L'Iran appelle à réduire sa dépendance au dollar américain
Le 21 août (heure de Téhéran), selon l'agence de presse TASS, le président du Parlement iranien, Mohammad Bagher Ghalibaf, a appelé les pays à abandonner leur dépendance au dollar américain dans le commerce et à accroître l'utilisation de la monnaie nationale dans les paiements.
L'ère de l'hégémonie mondiale américaine est terminée, mais nous n'en avons pas pleinement profité et continuons à utiliser des méthodes dépassées dans le commerce", a déclaré M. Ghalibaf.
S'exprimant lors d'un forum économique à Bagdad, M. Ghalibaf a estimé que l'utilisation du dollar américain dans le commerce était une méthode de paiement obsolète, et a estimé que le rôle géopolitique du Moyen-Orient restait particulièrement important.

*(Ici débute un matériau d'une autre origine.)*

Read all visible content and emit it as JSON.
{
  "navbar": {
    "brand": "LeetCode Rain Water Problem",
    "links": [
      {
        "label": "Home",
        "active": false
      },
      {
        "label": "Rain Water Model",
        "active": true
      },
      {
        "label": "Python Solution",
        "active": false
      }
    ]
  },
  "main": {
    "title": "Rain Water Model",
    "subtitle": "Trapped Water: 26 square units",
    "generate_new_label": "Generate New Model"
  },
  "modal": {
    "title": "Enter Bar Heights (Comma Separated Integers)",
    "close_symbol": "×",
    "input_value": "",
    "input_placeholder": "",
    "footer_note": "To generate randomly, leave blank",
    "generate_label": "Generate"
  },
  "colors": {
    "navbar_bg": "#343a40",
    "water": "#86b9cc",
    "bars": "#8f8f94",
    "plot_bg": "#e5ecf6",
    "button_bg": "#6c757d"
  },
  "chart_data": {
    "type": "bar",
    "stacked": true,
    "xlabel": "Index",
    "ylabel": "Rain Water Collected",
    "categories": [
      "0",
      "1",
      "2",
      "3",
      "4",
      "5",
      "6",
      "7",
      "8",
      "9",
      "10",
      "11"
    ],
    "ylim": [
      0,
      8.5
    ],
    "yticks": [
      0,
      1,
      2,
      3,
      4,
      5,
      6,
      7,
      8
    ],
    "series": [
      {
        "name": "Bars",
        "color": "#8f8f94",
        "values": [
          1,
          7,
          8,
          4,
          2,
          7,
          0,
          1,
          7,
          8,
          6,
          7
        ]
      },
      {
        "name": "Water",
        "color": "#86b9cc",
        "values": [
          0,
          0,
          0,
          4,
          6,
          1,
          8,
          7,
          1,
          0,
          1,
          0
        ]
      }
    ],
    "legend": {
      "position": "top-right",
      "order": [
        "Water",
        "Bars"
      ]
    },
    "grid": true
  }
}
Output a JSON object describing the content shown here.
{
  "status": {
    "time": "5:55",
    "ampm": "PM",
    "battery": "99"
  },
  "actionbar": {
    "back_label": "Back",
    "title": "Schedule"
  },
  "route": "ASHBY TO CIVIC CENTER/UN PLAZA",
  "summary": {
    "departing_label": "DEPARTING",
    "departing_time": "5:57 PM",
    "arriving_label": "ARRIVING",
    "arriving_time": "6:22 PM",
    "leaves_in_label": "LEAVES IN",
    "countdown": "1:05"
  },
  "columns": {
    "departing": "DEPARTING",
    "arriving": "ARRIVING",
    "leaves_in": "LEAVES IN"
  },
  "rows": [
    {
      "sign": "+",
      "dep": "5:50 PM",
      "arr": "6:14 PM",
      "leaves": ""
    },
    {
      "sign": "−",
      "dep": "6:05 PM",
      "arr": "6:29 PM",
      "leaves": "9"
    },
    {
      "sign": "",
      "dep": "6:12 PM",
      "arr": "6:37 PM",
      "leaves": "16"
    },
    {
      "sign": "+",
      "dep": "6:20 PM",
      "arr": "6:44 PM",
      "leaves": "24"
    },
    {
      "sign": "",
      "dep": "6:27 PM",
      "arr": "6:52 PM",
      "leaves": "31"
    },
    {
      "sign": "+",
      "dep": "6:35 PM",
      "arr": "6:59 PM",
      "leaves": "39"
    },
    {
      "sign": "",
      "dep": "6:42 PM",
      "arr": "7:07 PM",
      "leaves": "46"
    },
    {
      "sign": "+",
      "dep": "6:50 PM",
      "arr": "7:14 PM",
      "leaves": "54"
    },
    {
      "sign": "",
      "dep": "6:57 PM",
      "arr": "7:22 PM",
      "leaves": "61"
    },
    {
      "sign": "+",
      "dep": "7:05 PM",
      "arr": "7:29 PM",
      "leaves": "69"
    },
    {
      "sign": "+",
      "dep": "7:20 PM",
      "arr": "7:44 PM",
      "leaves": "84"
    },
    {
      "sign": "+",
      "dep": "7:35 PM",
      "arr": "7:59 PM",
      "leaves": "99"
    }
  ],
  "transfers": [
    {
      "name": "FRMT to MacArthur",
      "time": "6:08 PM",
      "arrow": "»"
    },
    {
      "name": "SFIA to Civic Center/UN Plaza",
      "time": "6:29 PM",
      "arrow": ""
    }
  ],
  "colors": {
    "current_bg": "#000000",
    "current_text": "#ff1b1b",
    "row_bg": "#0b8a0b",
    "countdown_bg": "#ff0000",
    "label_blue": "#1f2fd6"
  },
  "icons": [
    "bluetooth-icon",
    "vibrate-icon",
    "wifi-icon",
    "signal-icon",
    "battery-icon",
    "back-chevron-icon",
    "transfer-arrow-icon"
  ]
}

Selon M. Ghalibaf, ce corridor traverse les pays que l'Iran appelle des "axes de résistance" et constitue un élément important de la structure géopolitique ainsi que de la force et de l'indépendance de la région.
L'AIE met en garde contre une crise énergétique autour du détroit d'Ormuz
Le directeur général de l'Agence internationale de l'énergie (AIE), M. Fatih Birol, a estimé que la situation autour du détroit d'Ormuz se transforme en une crise énergétique majeure. Il a comparé l'impact de cette crise à un "verre brisé", estimant que même si la route maritime est rouverte, le marché international de l'énergie aura du mal à revenir à son état d'origine.
Selon M. Birol, le volume de pétrole et de gaz interrompu en raison du transport via le détroit d'Ormuz a fortement diminué après le début du conflit américano-iranien fin février 2026. Le volume de transport via cette route maritime était auparavant d'environ 25 millions de barils de pétrole par jour, mais il est maintenant tombé à environ 15 millions de barils, oscillant parfois entre 12 et 17 millions de barils par jour.
M. Birol a déclaré que 3 facteurs géopolitiques continueront de façonner le marché de l'énergie dans les temps à venir, notamment le conflit en Ukraine, les tensions au Moyen-Orient et autour de l'Iran, ainsi que la concurrence pour l'intelligence artificielle et la technologie entre les États-Unis et la Chine.
10 pays africains renforcent le contrôle des frontières à cause de l'Ebola
10 pays d'Afrique de l'Est, du Centre et du Sud ont renforcé le contrôle sanitaire à la frontière face au risque de propagation de l'Ebola depuis la République démocratique du Congo, selon TASS citant le journal The Citizen de Tanzanie.
Le programme dure 6 mois et se concentre sur 33 postes frontaliers et 16 corridors commerciaux et de transport clés en Ouganda, Rwanda, Burundi, Soudan du Sud, Zambie, Tanzanie, Kenya, Angola, Malawi et Mozambique.
Les pays évalueront la capacité de contrôle frontalier, organiseront des exercices, élaboreront des plans de réponse et appliqueront des procédures de dépistage uniformes. Les activités de surveillance épidémiologique numérique, de contrôle des mouvements, d'hygiène et de capacité de test seront également renforcées.
Selon les chiffres du 19 août, l'épidémie actuelle d'Ebola en République démocratique du Congo a enregistré plus de 5 000 cas confirmés et plus de 2 500 décès.